For 2026, the cost for WCHS will be $1.935 million, and in a 4-3 vote, the board chose not to increase the cost for employees. Trustees Ted Ertman, Mary Rankin, William Curley and Dottie Sylte voted to have the hospital absorb the increase. Trustees Kari Drost, Benjamin Roberts and Ann Slagle voted against the motion. Supporters said keeping the rates the same for employees would help retain staff, while opponents voiced budgetary concerns.

Harshbarger said WCHS will stay with BlueCross BlueShield in 2026 because no other option was available, given the timing. Another factor may have been that WCHS has a small risk pool. 

Rebecca Mock, director of human resources, said Gallagher, a firm that helps the hospital with employee benefits, reported that WCHS has a 2.8% increase in benefits and advised that moving away from self-funding insurance isn’t financially feasible. She said that with Maiellano on staff, Harshbarger will be better able to evaluate that option in the future.

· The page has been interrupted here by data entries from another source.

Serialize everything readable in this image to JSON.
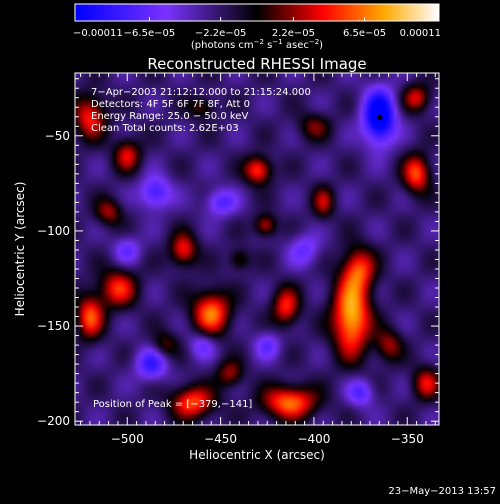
{
  "chart_data": {
    "type": "heatmap",
    "title": "Reconstructed RHESSI Image",
    "xlabel": "Heliocentric X (arcsec)",
    "ylabel": "Heliocentric Y (arcsec)",
    "xlim": [
      -528,
      -333
    ],
    "ylim": [
      -202,
      -17
    ],
    "x_ticks": [
      {
        "value": -500,
        "label": "−500"
      },
      {
        "value": -450,
        "label": "−450"
      },
      {
        "value": -400,
        "label": "−400"
      },
      {
        "value": -350,
        "label": "−350"
      }
    ],
    "y_ticks": [
      {
        "value": -50,
        "label": "−50"
      },
      {
        "value": -100,
        "label": "−100"
      },
      {
        "value": -150,
        "label": "−150"
      },
      {
        "value": -200,
        "label": "−200"
      }
    ],
    "colorbar": {
      "range": [
        -0.00011,
        0.00011
      ],
      "ticks": [
        {
          "value": -0.00011,
          "label": "−0.00011"
        },
        {
          "value": -6.5e-05,
          "label": "−6.5e−05"
        },
        {
          "value": -2.2e-05,
          "label": "−2.2e−05"
        },
        {
          "value": 2.2e-05,
          "label": "2.2e−05"
        },
        {
          "value": 6.5e-05,
          "label": "6.5e−05"
        },
        {
          "value": 0.00011,
          "label": "0.00011"
        }
      ],
      "unit_prefix": "(photons cm",
      "unit_sup1": "−2",
      "unit_mid": " s",
      "unit_sup2": "−1",
      "unit_mid2": " asec",
      "unit_sup3": "−2",
      "unit_suffix": ")"
    },
    "colors": {
      "low": "#0000ff",
      "mid_low": "#7a33ff",
      "zero": "#000000",
      "mid_high": "#ff0000",
      "high_warm": "#ffaa00",
      "high": "#ffffff"
    },
    "info_lines": [
      "7−Apr−2003 21:12:12.000 to 21:15:24.000",
      "Detectors: 4F 5F 6F 7F 8F, Att 0",
      "Energy Range: 25.0 − 50.0 keV",
      "Clean    Total counts: 2.62E+03"
    ],
    "peak_label": "Position of Peak = [−379,−141]",
    "peak": {
      "x": -379,
      "y": -141
    },
    "blobs": [
      {
        "x": -380,
        "y": -145,
        "value": 0.00011,
        "sx": 7,
        "sy": 14
      },
      {
        "x": -376,
        "y": -120,
        "value": 7e-05,
        "sx": 6,
        "sy": 8
      },
      {
        "x": -455,
        "y": -143,
        "value": 9e-05,
        "sx": 7,
        "sy": 8
      },
      {
        "x": -430,
        "y": -68,
        "value": 8e-05,
        "sx": 5,
        "sy": 5
      },
      {
        "x": -426,
        "y": -97,
        "value": 6e-05,
        "sx": 4,
        "sy": 4
      },
      {
        "x": -470,
        "y": -110,
        "value": 7e-05,
        "sx": 5,
        "sy": 6
      },
      {
        "x": -415,
        "y": -140,
        "value": 7e-05,
        "sx": 5,
        "sy": 7
      },
      {
        "x": -413,
        "y": -190,
        "value": 9e-05,
        "sx": 10,
        "sy": 6
      },
      {
        "x": -465,
        "y": -190,
        "value": 8e-05,
        "sx": 8,
        "sy": 6
      },
      {
        "x": -505,
        "y": -130,
        "value": 7e-05,
        "sx": 7,
        "sy": 7
      },
      {
        "x": -520,
        "y": -145,
        "value": 8e-05,
        "sx": 5,
        "sy": 8
      },
      {
        "x": -520,
        "y": -40,
        "value": 7e-05,
        "sx": 6,
        "sy": 8
      },
      {
        "x": -500,
        "y": -60,
        "value": 6e-05,
        "sx": 5,
        "sy": 6
      },
      {
        "x": -510,
        "y": -90,
        "value": 5e-05,
        "sx": 5,
        "sy": 5
      },
      {
        "x": -345,
        "y": -70,
        "value": 8e-05,
        "sx": 5,
        "sy": 7
      },
      {
        "x": -345,
        "y": -30,
        "value": 6e-05,
        "sx": 5,
        "sy": 5
      },
      {
        "x": -340,
        "y": -180,
        "value": 6e-05,
        "sx": 5,
        "sy": 6
      },
      {
        "x": -360,
        "y": -160,
        "value": 5e-05,
        "sx": 5,
        "sy": 6
      },
      {
        "x": -395,
        "y": -85,
        "value": 5e-05,
        "sx": 4,
        "sy": 6
      },
      {
        "x": -445,
        "y": -175,
        "value": 5e-05,
        "sx": 5,
        "sy": 5
      },
      {
        "x": -480,
        "y": -160,
        "value": 4e-05,
        "sx": 5,
        "sy": 5
      },
      {
        "x": -487,
        "y": -170,
        "value": -6e-05,
        "sx": 6,
        "sy": 6
      },
      {
        "x": -440,
        "y": -115,
        "value": 4e-05,
        "sx": 4,
        "sy": 4
      },
      {
        "x": -400,
        "y": -45,
        "value": 4e-05,
        "sx": 6,
        "sy": 5
      },
      {
        "x": -460,
        "y": -35,
        "value": 4e-05,
        "sx": 5,
        "sy": 4
      },
      {
        "x": -365,
        "y": -40,
        "value": -0.00011,
        "sx": 6,
        "sy": 10
      },
      {
        "x": -485,
        "y": -80,
        "value": -6e-05,
        "sx": 6,
        "sy": 6
      },
      {
        "x": -450,
        "y": -85,
        "value": -5e-05,
        "sx": 6,
        "sy": 5
      },
      {
        "x": -405,
        "y": -110,
        "value": -4e-05,
        "sx": 6,
        "sy": 6
      },
      {
        "x": -460,
        "y": -160,
        "value": -4e-05,
        "sx": 5,
        "sy": 5
      },
      {
        "x": -375,
        "y": -185,
        "value": -5e-05,
        "sx": 5,
        "sy": 5
      },
      {
        "x": -425,
        "y": -160,
        "value": -4e-05,
        "sx": 5,
        "sy": 5
      },
      {
        "x": -500,
        "y": -110,
        "value": -4e-05,
        "sx": 5,
        "sy": 5
      }
    ]
  },
  "footer": {
    "date_stamp": "23−May−2013 13:57"
  }
}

Harshbarger told the NLJ that an alternative to self-insured plans is fully funded insurance. WCHS offers fully insured plans for health savings accounts, life and disability coverage through The Standard, vision coverage through VSP and dental coverage through Delta Dental. None of those rates will increase in 2026, according to a WCHS 2026 benefit enrollment slideshow Harshbarger shared with the NLJ.

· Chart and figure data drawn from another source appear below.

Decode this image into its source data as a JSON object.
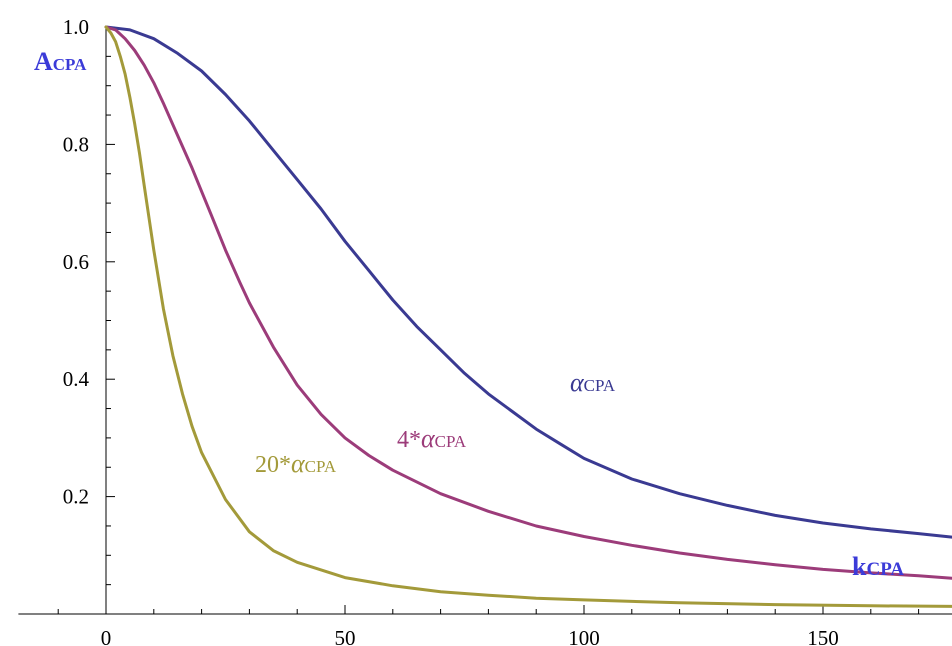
{
  "chart_data": {
    "type": "line",
    "xlabel": "kCPA",
    "ylabel": "ACPA",
    "xlim": [
      -20,
      178
    ],
    "ylim": [
      0,
      1.0
    ],
    "x_ticks": [
      0,
      50,
      100,
      150
    ],
    "x_tick_labels": [
      "0",
      "50",
      "100",
      "150"
    ],
    "y_ticks": [
      0.2,
      0.4,
      0.6,
      0.8,
      1.0
    ],
    "y_tick_labels": [
      "0.2",
      "0.4",
      "0.6",
      "0.8",
      "1.0"
    ],
    "x_minor_step": 10,
    "y_minor_step": 0.05,
    "grid": false,
    "series": [
      {
        "label": "αCPA",
        "label_prefix": "",
        "label_greek": "α",
        "label_sub": "CPA",
        "color": "#3a3a92",
        "x": [
          0,
          5,
          10,
          15,
          20,
          25,
          30,
          35,
          40,
          45,
          50,
          55,
          60,
          65,
          70,
          75,
          80,
          85,
          90,
          95,
          100,
          110,
          120,
          130,
          140,
          150,
          160,
          170,
          178
        ],
        "values": [
          1.0,
          0.995,
          0.98,
          0.955,
          0.925,
          0.885,
          0.84,
          0.79,
          0.74,
          0.69,
          0.635,
          0.585,
          0.535,
          0.49,
          0.45,
          0.41,
          0.375,
          0.345,
          0.315,
          0.29,
          0.265,
          0.23,
          0.205,
          0.185,
          0.168,
          0.155,
          0.145,
          0.137,
          0.131
        ]
      },
      {
        "label": "4*αCPA",
        "label_prefix": "4*",
        "label_greek": "α",
        "label_sub": "CPA",
        "color": "#9c3c7a",
        "x": [
          0,
          2,
          4,
          6,
          8,
          10,
          12,
          15,
          18,
          20,
          22,
          25,
          28,
          30,
          35,
          40,
          45,
          50,
          55,
          60,
          70,
          80,
          90,
          100,
          110,
          120,
          130,
          140,
          150,
          160,
          170,
          178
        ],
        "values": [
          1.0,
          0.995,
          0.98,
          0.96,
          0.935,
          0.905,
          0.87,
          0.815,
          0.76,
          0.72,
          0.68,
          0.62,
          0.565,
          0.53,
          0.455,
          0.39,
          0.34,
          0.3,
          0.27,
          0.245,
          0.205,
          0.175,
          0.15,
          0.132,
          0.117,
          0.104,
          0.093,
          0.084,
          0.076,
          0.07,
          0.065,
          0.061
        ]
      },
      {
        "label": "20*αCPA",
        "label_prefix": "20*",
        "label_greek": "α",
        "label_sub": "CPA",
        "color": "#a39a3a",
        "x": [
          0,
          1,
          2,
          3,
          4,
          5,
          6,
          7,
          8,
          9,
          10,
          12,
          14,
          16,
          18,
          20,
          25,
          30,
          35,
          40,
          50,
          60,
          70,
          80,
          90,
          100,
          120,
          140,
          160,
          178
        ],
        "values": [
          1.0,
          0.99,
          0.975,
          0.95,
          0.92,
          0.88,
          0.835,
          0.785,
          0.73,
          0.675,
          0.62,
          0.52,
          0.44,
          0.375,
          0.32,
          0.275,
          0.195,
          0.14,
          0.108,
          0.088,
          0.062,
          0.048,
          0.038,
          0.032,
          0.027,
          0.024,
          0.019,
          0.016,
          0.014,
          0.013
        ]
      }
    ]
  }
}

A Health Care Administrators Association article said self-insured plans require employers to pay claims out of pocket rather than paying a fixed premium. Employers typically purchase stop-loss insurance to cover claims above a certain amount.

WCHS receives its stop-loss coverage through Berkley - Clear Lake Captive. The cost of insurance-linked securities premiums will increase 9% in 2026, but aggregate premiums will not increase, according to the slideshow.

The article said self-insurance can be challenging for small employers or those with limited cash flow, but it allows companies to avoid prepaying for coverage and to customize plans to meet employees’ health care needs.

Innova is the company that has taken over billing and collecting from patients, and WCHS is working on a more proactive approach to billing, including collecting co-pays in the office and providing patients with actual costs before they receive services. 

“That is not only good for our bottom line, but it’s what we owe our patients,” Drost said. “Cost is a big factor in the decisions they make on what services they receive and for us not to be able to tell them that until later is unfair to them as well.”

Maiellano said at the Dec. 9 meeting that Innova is working on accounts receivable and is receiving details related to third-party payers.

He said WCHS staff are meeting “constantly” with Innova, and he is working to develop real-time dashboards and analytics in an engaging format that the board can use to access accurate information instead of relying on emails and spreadsheets. He said he plans to meet weekly with Innova to ensure timely insurance denials appeals, rebilling and up-to-date accounts receivable.

Drost said that Innova received insurance accounts receivable on Sept. 22 and self-pay accounts receivable in October. Harshbarger said WCHS has $313,000 over 180 days in self-pay, and self-pay is the hospital’s second-highest revenue category. Drost said the goal is to prevent those balances from growing, and Harshbarger said Innova is beginning to handle accounts for patients who chose to pay without using insurance

Harshbarger did say she is concerned about Innova’s ability to meet the hospital’s needs in a timely manner, but noted that the hospital has seen an increase in Medicaid payments received. 

WCHS must clarify what portion of long-standing self-pay balances the hospital writes off, for instance, she said. Hospitals often provide discounts on older bills to recover at least a portion of the amount owed, Harshbarger said. According to Harshbarger, the hospital is also developing pre-authorization workflow processes for every department.